Karine Gagnon, Journal de Québec, publié le 11 juin 2015

Le Port de Québec nous a habitués, ces dernières années, à de mauvaises surprises et à la loi de l’Omerta. Pourquoi lui ferait-on confiance lorsque son pdg écarte toute possibilité de terminal pétrolier en lien avec l’agrandissement de ses installations?

C’est la question très légitime que se pose l’opposition à l’hôtel de ville de Québec, qui a rencontré les médias mercredi pour réclamer que le port soit soumis au BAPE. Inquiets, le chef Paul Shoiry et les conseillers Anne Guérette et Yvon Bussières voulaient faire le point sur la «relation préoccupante que la Ville entretient avec le Port de Québec».

Le chef Paul Shoiry s’inquiète de voir que le port faisait clairement référence au pétrole dans le plan initial de son projet de 500 M$, qui prévoit l’agrandissement de ses quais et l’aménagement d’une plage et d’un bassin pour la baignade.

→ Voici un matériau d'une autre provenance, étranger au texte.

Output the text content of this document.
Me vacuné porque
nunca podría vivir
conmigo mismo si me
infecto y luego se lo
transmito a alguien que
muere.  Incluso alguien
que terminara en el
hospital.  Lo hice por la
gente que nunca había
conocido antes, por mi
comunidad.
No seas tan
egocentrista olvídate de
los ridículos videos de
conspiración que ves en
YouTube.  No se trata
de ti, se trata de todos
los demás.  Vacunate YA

L’opposition a parlé à des gens de l’industrie, qui lui ont affirmé qu’un duc-d’Albe servait nécessairement pour le pétrole. Plusieurs médias, dont Le Devoir, ont en effet relevé, ces derniers mois, les passages suivants dans une présentation écrite du projet par le port: «Avantage hautement stratégique, le duc-d’Albe offrira une solution compétitive pour le Port de Québec afin de devenir un point de sortie pour les exportations de produits pétroliers canadiens.»

Plus loin, on pouvait lire aussi que les nouvelles installations portuaires «consolideront la capacité canadienne d’exportation».

Consultations prévues

Étrangement, ces lignes ont disparu de la présentation du projet depuis, comme toute référence au pétrole. Le port a également fait une mise au point écartant toute possibilité d’accueillir un terminal pétrolier. Le projet a été scindé en deux phases, a expliqué Mario Girard, pdg, et seule la première a été présentée au fédéral.

La deuxième phase comprend la construction d’un duc-d’Albe, système de pipelines sous-marins qui évite aux navires d’accoster en les approvisionnant en vrac liquide. Il n’y a toutefois pas d’échéancier pour cette phase.

Le Port se défend en affirmant que son nouveau projet de terminal sera soumis aussi à la consultation publique. Mario Girard l’avait d’ailleurs évoqué lors de sa présentation à l’hôtel de ville, il y a deux semaines, dans le cadre des demandes de la région en prévision de la campagne électorale fédérale.

Neutre?

Doit-on vraiment être rassuré de savoir que le port va lui-même mener des consultations? Il fera quoi des préoccupations et des résultats? Peut-il vraiment être neutre alors qu’il s’agit de son propre projet?

L’opposition n’est pas seule à s’inquiéter des pouvoirs du Port. Lors de sa plus récente visite, le chef du NDP Thomas Mulcair lui avait reproché de ne pas respecter son environnement.

La meilleure façon de s’assurer que le Port se conforme aux lois provinciales et à la réglementation municipale apparaît être celle de soumettre son projet au BAPE. L’organisme détient l’expertise et les compétences et est respecté par la population.